Mosteiro das Sete Formas, 02 de Pharast de 4586 AR (parte IV)


Lysa arquejava de cansaço, ao regressar com um jarro tapado apertado contra o peito. Yudarh ergueu as sobrancelhas, quando a jovem entrou no aposento onde ainda se encontrava sentado com o bebé ao colo.

– Não precisavas de correr, criança – notou, seguindo-a com o olhar, enquanto ela pousava o jarro na mesa. – Ele não iria morrer de uma hora para a outra. Em princípio.

– Ele não come há demasiado tempo, claro que precisava de correr, mestre – resmungou, apoiando uma mão na mesa e a outra no peito de onde o coração ameaçava saltar.

Ele não comentou e levantou-se.

– Senta-te aqui, então – disse, fazendo um gesto com a mão livre para o lugar deixado vago. – E não quero reclamações do que me possas ver a fazer.

A rapariga franziu o sobrolho, no entanto acabou por seguir a sugestão, sentando-se à beira do cadeirão e fechando as pálpebras por um segundo, o qual aproveitou para também inspirar fundo.

Yudarh dirigiu-se a um armário baixo, onde se demorou alguns segundos, acompanhado pelo tilintar de vidro, até trazer consigo uma faca e um frasco que terminava numa zona mais afunilada. Pousou-os, e ao bebé, em cima da mesa. Lançou uma mirada a Lysa, antes de abrir o jarro de barro que ela trouxera. Espreitou a quantidade de leite – ainda daria para o pequeno beber uma ou outra vez. Abriu o frasco afunilado e encheu-o. A seguir inclinou um pouco Ayalal, e tentou dar-lho de beber. O bebé recusou-se a engolir o líquido, sujando-se com uma careta, como a adolescente já lhe contara. Parecia-lhe mais uma reacção a um sabor desagradável, do que algum tipo de maleita.

“Bebés esquisitos…” pensou para si, voltando a deitá-lo na mesa, sem se dar ao trabalho de o limpar. Reabriu o frasco e pegou na faca. Posicionou um dedo indicador sobre o gargalo e deixou a lâmina fazer um pequeno corte.

– Hey… – Lysa começou a levantar-se.

– Não quero reclamações! – relembrou Yudarh, enquanto três gotas de sangue caíam sobre o leite. Pousou a faca, fechou o frasco e agitou-o, deixando que os dois líquidos se misturassem.

Ela insuflou as bochechas e levou um punho fechado à boca, impedindo-se de falar. Lembrou-se que confiava nele, que não acreditava que ele fizesse mal a um bebé, que ela própria lhe devia mais do que a vida, e que Yudarh nunca fizera tensões de cobrar essa dívida.

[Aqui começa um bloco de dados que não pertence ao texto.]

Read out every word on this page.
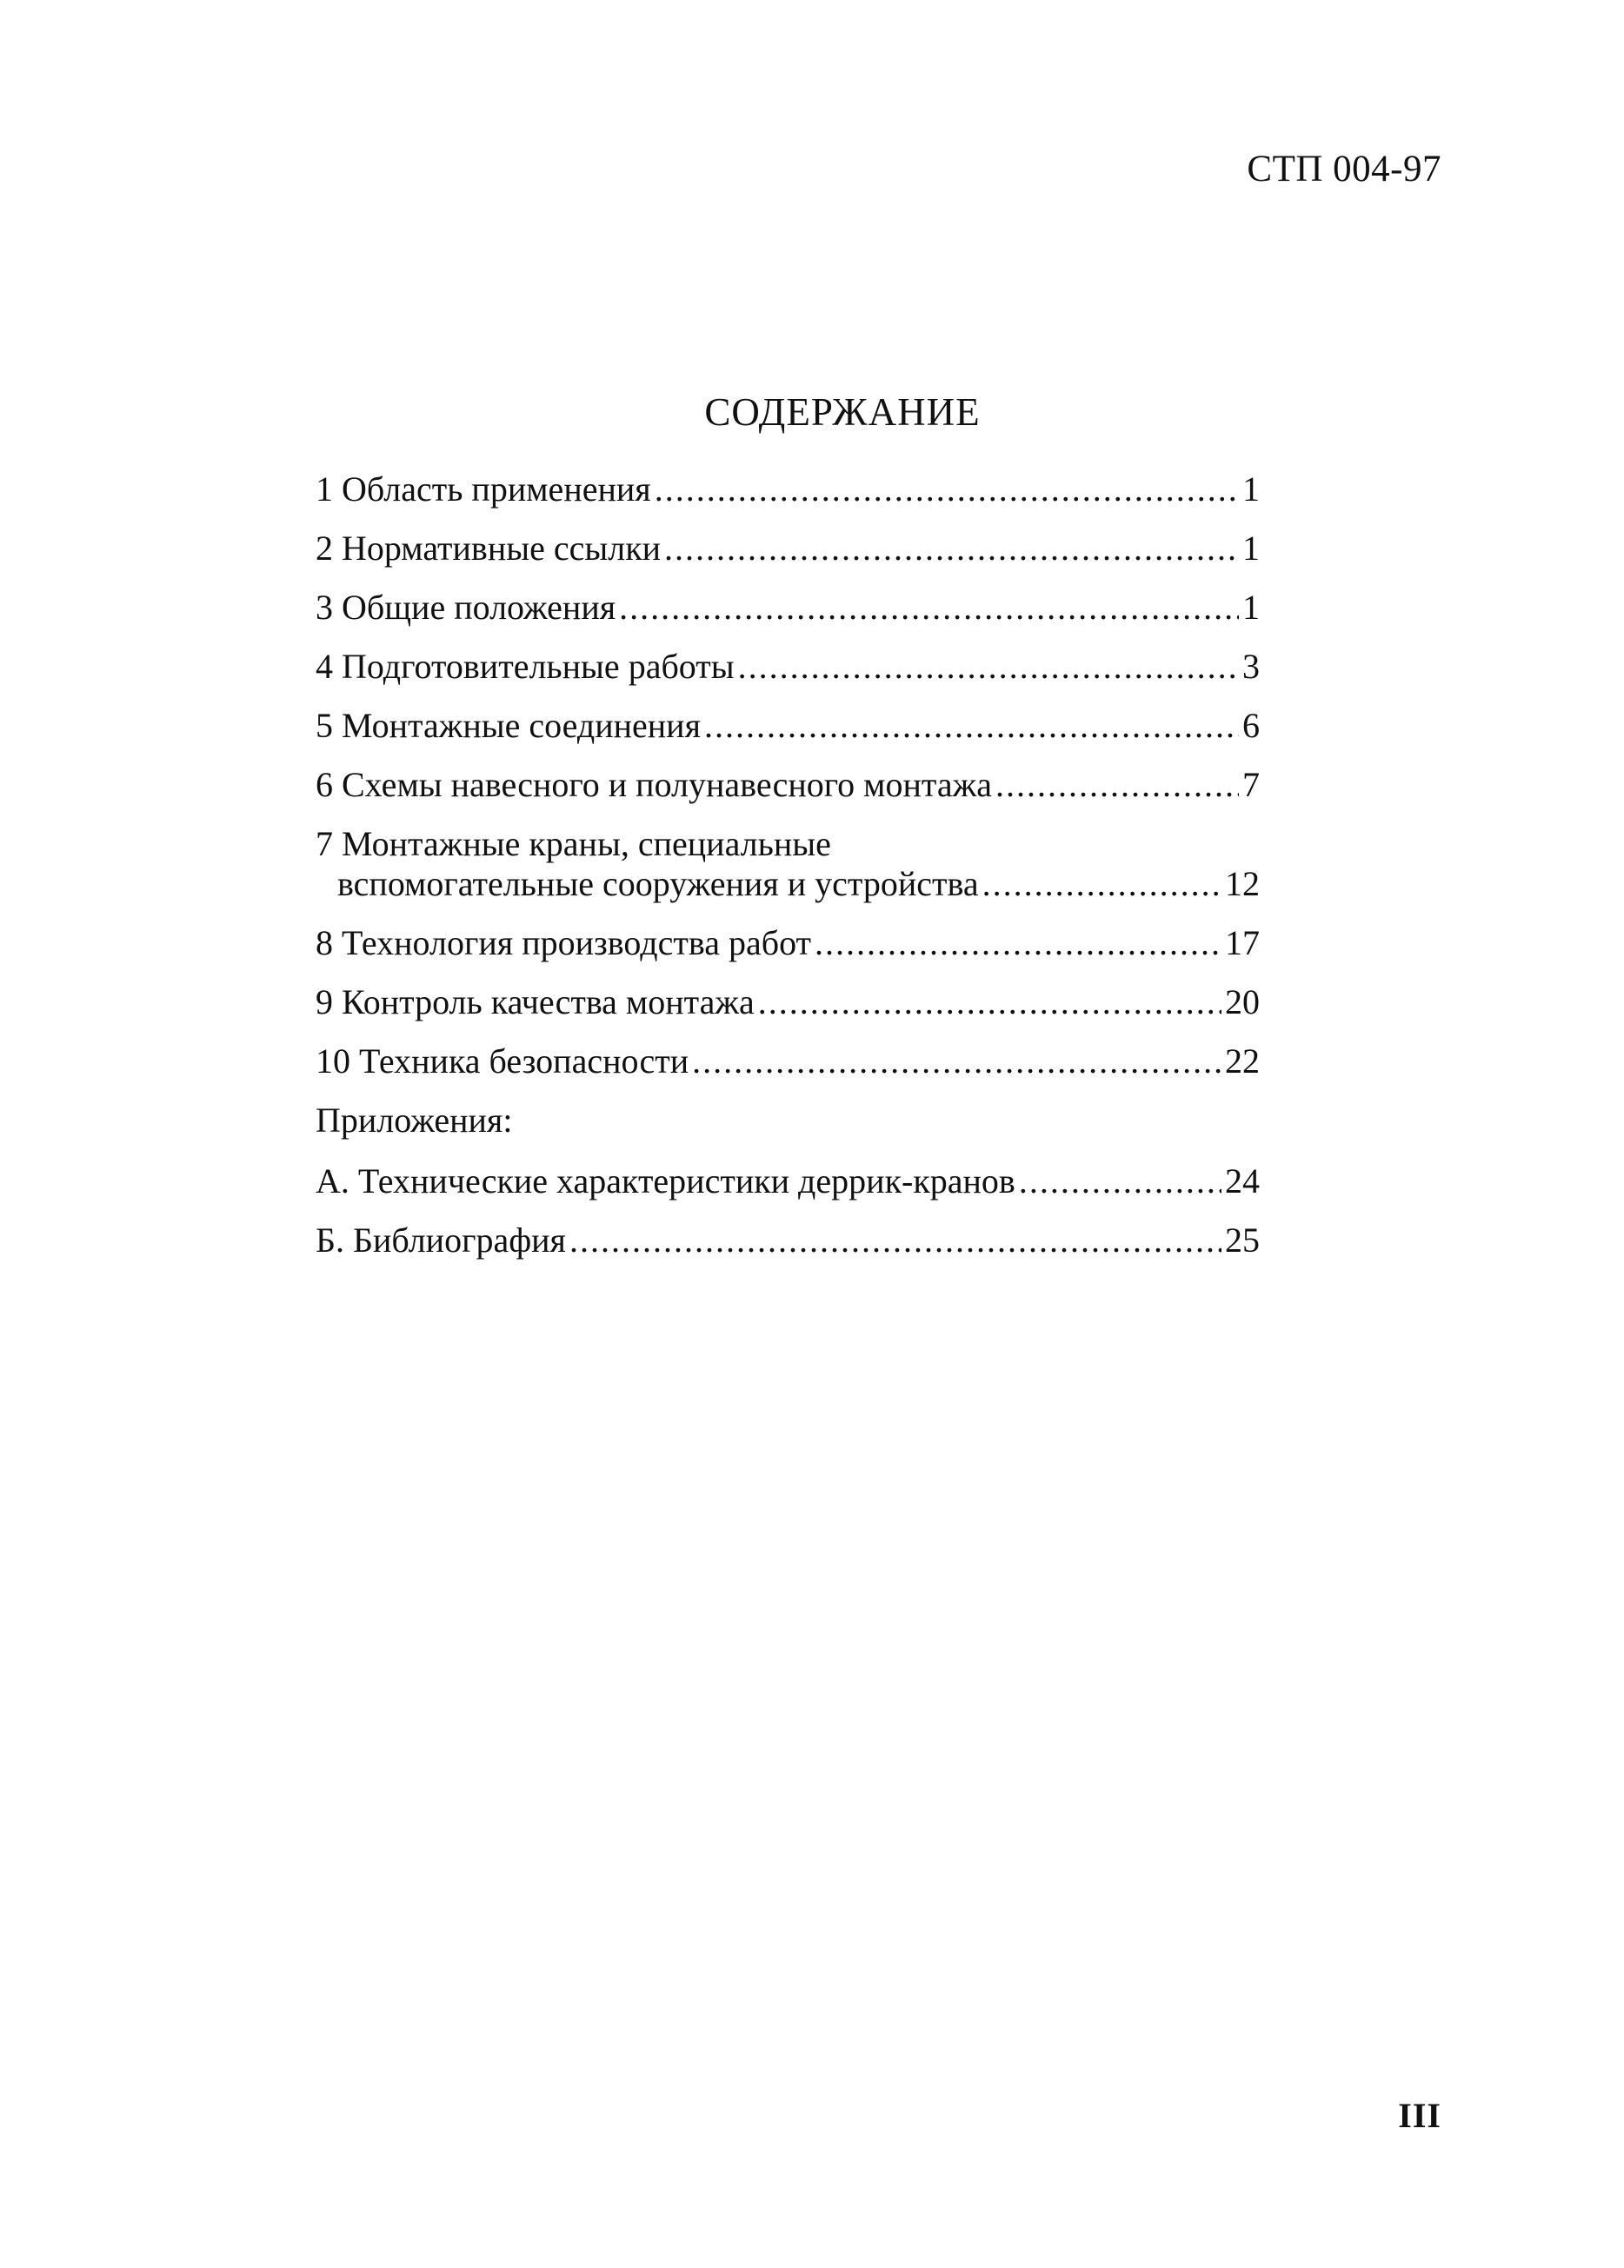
СТП 004-97
СОДЕРЖАНИЕ
1 Область применения .....	1
2 Нормативные ссылки .....	1
3 Общие положения .....	1
4 Подготовительные работы .....	3
5 Монтажные соединения .....	6
6 Схемы навесного и полунавесного монтажа .....	7
7 Монтажные краны, специальные
вспомогательные сооружения и устройства .....	12
8 Технология производства работ .....	17
9 Контроль качества монтажа .....	20
10 Техника безопасности .....	22
Приложения:
А. Технические характеристики деррик-кранов .....	24
Б. Библиография .....	25
III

Ele voltou a pegar no bebé e deixou que uma gota de leite lhe caísse sobre os lábios entreabertos. Como primeira reacção, Ayalal fez outra careta, ao sentir o contacto do líquido, mas a seguir pareceu prová-lo. O meio-demónio deitou-lhe mais algumas gotas, dando-lhe tempo para se habituar à nuance diferente que o leite possuía, antes de lhe dar mais a beber.

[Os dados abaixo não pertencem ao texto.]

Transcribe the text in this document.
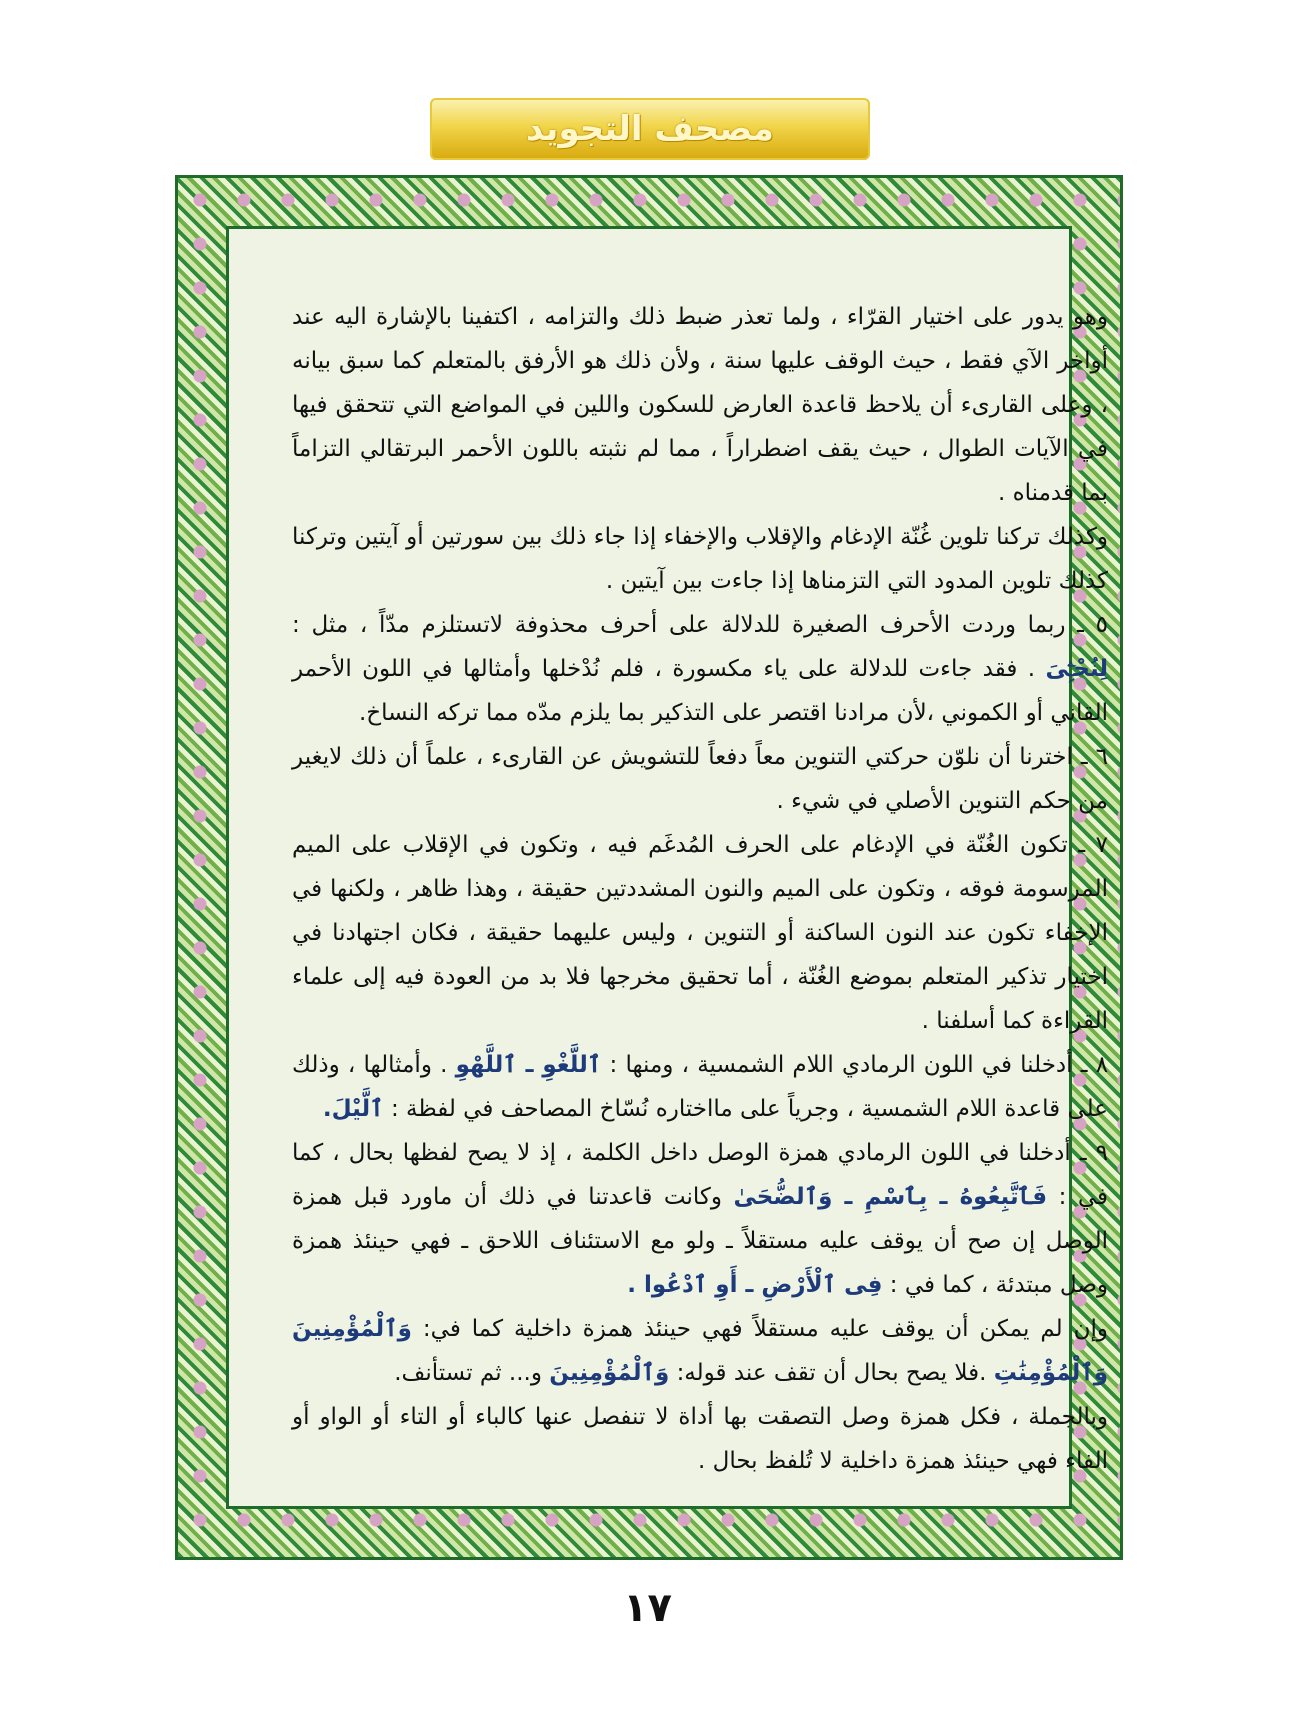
مصحف التجويد

وهو يدور على اختيار القرّاء ، ولما تعذر ضبط ذلك والتزامه ، اكتفينا بالإشارة اليه عند أواخر الآي فقط ، حيث الوقف عليها سنة ، ولأن ذلك هو الأرفق بالمتعلم كما سبق بيانه ، وعلى القارىء أن يلاحظ قاعدة العارض للسكون واللين في المواضع التي تتحقق فيها في الآيات الطوال ، حيث يقف اضطراراً ، مما لم نثبته باللون الأحمر البرتقالي التزاماً بما قدمناه .

وكذلك تركنا تلوين غُنّة الإدغام والإقلاب والإخفاء إذا جاء ذلك بين سورتين أو آيتين وتركنا كذلك تلوين المدود التي التزمناها إذا جاءت بين آيتين .

٥ ـ ربما وردت الأحرف الصغيرة للدلالة على أحرف محذوفة لاتستلزم مدّاً ، مثل : لِنُحْـِۧىَ . فقد جاءت للدلالة على ياء مكسورة ، فلم نُدْخلها وأمثالها في اللون الأحمر القاني أو الكموني ،لأن مرادنا اقتصر على التذكير بما يلزم مدّه مما تركه النساخ.

٦ ـ اخترنا أن نلوّن حركتي التنوين معاً دفعاً للتشويش عن القارىء ، علماً أن ذلك لايغير من حكم التنوين الأصلي في شيء .

٧ ـ تكون الغُنّة في الإدغام على الحرف المُدغَم فيه ، وتكون في الإقلاب على الميم المرسومة فوقه ، وتكون على الميم والنون المشددتين حقيقة ، وهذا ظاهر ، ولكنها في الإخفاء تكون عند النون الساكنة أو التنوين ، وليس عليهما حقيقة ، فكان اجتهادنا في اختيار تذكير المتعلم بموضع الغُنّة ، أما تحقيق مخرجها فلا بد من العودة فيه إلى علماء القراءة كما أسلفنا .

٨ ـ أدخلنا في اللون الرمادي اللام الشمسية ، ومنها : ٱللَّغْوِ ـ ٱللَّهْوِ . وأمثالها ، وذلك على قاعدة اللام الشمسية ، وجرياً على مااختاره نُسّاخ المصاحف في لفظة : ٱلَّيْلَ.

٩ ـ أدخلنا في اللون الرمادي همزة الوصل داخل الكلمة ، إذ لا يصح لفظها بحال ، كما في : فَٱتَّبِعُوهُ ـ بِٱسْمِ ـ وَٱلضُّحَىٰ وكانت قاعدتنا في ذلك أن ماورد قبل همزة الوصل إن صح أن يوقف عليه مستقلاً ـ ولو مع الاستئناف اللاحق ـ فهي حينئذ همزة وصل مبتدئة ، كما في : فِى ٱلْأَرْضِ ـ أَوِ ٱدْعُوا .

وإن لم يمكن أن يوقف عليه مستقلاً فهي حينئذ همزة داخلية كما في: وَٱلْمُؤْمِنِينَ وَٱلْمُؤْمِنَٰتِ .فلا يصح بحال أن تقف عند قوله: وَٱلْمُؤْمِنِينَ و... ثم تستأنف.

وبالجملة ، فكل همزة وصل التصقت بها أداة لا تنفصل عنها كالباء أو التاء أو الواو أو الفاء فهي حينئذ همزة داخلية لا تُلفظ بحال .

١٧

Lysa observou-os, expectante. Yudarh acabou por se aproximar dela e baixar-se para lhe devolver o bebé.

– Podes continuar tu – disse, dando-lhe também o frasco. – Eu vou preparar mais, para levares convosco para o orfanato.

A jovem hesitou, vendo-o voltar para junto da mesa.

– Mestre, isso… isto… não vai fazer-lhe mal? Não pode criar-lhe… gosto?

– Conto contigo para o “desmamar” do meu sangue – respondeu. – E conto que isto fique entre nós. E não te atrevas a dar-lhe do teu sangue, ou vou ficar muito chateado.

– Porquê…?

Yudarh desviou o olhar do que fazia, para a fitar, mantendo a mão estendida sobre o jarro.

– Porque, se algo correr mal, e ele não conseguir controlar o apelo que o sangue possa ter sobre si… provavelmente terá mais vontade de beber um que já conhece. E eu saberei lidar com isso.

O olhar de Lysa descaiu para Ayalal que sorvia o leite, devagar, parecendo até meio sonolento. Conseguia imaginar de que forma mestre Yudarh lidaria com um meio-vampiro sequioso de sangue. Arrepiou-se.